En honor a la verdad, el país necesitaba de gente radical, en el buen
sentido de la palabra. Solo un cambio extremo en la justicia es capaz de
asegurar la paz social en Bolivia, solo un giro de 360 grados en la
distribución de los ingresos y en la redistribución del poder, a través
del modelo autonómicos, nos permitirá ofrecer mejores respuestas a las
necesidades de la ciudadanía; solo el radicalismo en el ataque a los
problemas sociales, nos hará salir del pozo histórico en el que se
encuentra el país. Esa fue la promesa que hicieron los gestores del
proceso de cambio, esa fue la lucha radical que ofrecieron los líderes
de la autonomía que hoy lucen con los hombros caídos, resignados a
repetir la historia, en tanto que el Gobierno marcha en contracorriente
de toda la predicación revolucionaria hizo durante tantos años.

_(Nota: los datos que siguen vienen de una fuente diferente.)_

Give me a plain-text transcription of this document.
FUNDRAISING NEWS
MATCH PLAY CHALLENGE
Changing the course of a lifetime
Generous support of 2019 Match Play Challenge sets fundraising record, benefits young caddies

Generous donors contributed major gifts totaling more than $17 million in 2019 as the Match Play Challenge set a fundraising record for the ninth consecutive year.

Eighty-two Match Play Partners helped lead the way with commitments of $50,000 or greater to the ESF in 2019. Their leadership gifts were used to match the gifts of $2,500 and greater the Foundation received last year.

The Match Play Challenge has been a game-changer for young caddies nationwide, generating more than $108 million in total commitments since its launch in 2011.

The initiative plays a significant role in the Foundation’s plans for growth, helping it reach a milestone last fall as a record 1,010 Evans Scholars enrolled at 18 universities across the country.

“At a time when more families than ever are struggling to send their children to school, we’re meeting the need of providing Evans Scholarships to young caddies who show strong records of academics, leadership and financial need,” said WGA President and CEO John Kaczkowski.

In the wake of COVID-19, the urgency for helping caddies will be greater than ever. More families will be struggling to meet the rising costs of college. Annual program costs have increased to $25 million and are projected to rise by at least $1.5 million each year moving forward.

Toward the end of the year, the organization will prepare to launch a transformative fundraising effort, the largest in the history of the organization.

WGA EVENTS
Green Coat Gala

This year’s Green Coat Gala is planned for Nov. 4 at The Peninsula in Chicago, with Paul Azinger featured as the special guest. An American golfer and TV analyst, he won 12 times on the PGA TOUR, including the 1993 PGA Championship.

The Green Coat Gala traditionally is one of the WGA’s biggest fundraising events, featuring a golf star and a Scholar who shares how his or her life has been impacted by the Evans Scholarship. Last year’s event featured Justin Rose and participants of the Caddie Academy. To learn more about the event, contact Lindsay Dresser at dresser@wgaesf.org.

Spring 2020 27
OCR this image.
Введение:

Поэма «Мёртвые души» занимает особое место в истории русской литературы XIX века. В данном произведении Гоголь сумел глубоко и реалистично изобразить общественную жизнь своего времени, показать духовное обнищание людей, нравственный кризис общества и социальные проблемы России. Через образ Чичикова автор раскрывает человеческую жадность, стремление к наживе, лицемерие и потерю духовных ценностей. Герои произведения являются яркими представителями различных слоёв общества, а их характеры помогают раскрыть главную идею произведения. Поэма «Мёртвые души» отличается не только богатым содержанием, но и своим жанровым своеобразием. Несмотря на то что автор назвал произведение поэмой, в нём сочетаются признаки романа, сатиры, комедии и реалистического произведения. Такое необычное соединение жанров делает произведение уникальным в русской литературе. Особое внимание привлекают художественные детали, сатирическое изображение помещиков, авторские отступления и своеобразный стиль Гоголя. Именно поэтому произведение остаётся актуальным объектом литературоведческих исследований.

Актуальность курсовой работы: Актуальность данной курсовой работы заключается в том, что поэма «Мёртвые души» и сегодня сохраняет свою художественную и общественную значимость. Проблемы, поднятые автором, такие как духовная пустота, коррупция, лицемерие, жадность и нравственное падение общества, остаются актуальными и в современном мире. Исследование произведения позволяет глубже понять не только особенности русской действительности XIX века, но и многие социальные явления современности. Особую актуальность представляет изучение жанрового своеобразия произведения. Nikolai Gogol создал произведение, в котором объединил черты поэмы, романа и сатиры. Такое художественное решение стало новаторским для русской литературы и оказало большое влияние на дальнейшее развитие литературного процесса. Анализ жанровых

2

Llamar "radicales" a los que nunca buscaron el enfrentamiento, pero
que tampoco han dejado de insistir en los principios por los que luchó
más de la mitad del país y que generó verdaderas esperanzas de cambio en
Bolivia, es un acto de traición que le está costando muy caro, sobre
todo a Santa Cruz, donde se observa un deterioro acelerado del liderazgo
que estaba llamado a ejercer esta región a nivel nacional. No se puede
llamar radicales a los indígenas, a los autonomistas y a otros sectores
de la población, cuando están a la vista las graves consecuencias que ha
acarreado para el país el haber descuidado los ideales autonómicos y
los valores de la justicia y de libertad. El país está radicalmente
envuelto en el narcotráfico, en la corrupción, el atropello y en el peor
y más radical centralismo que se hubiera experimentado en la historia
nacional.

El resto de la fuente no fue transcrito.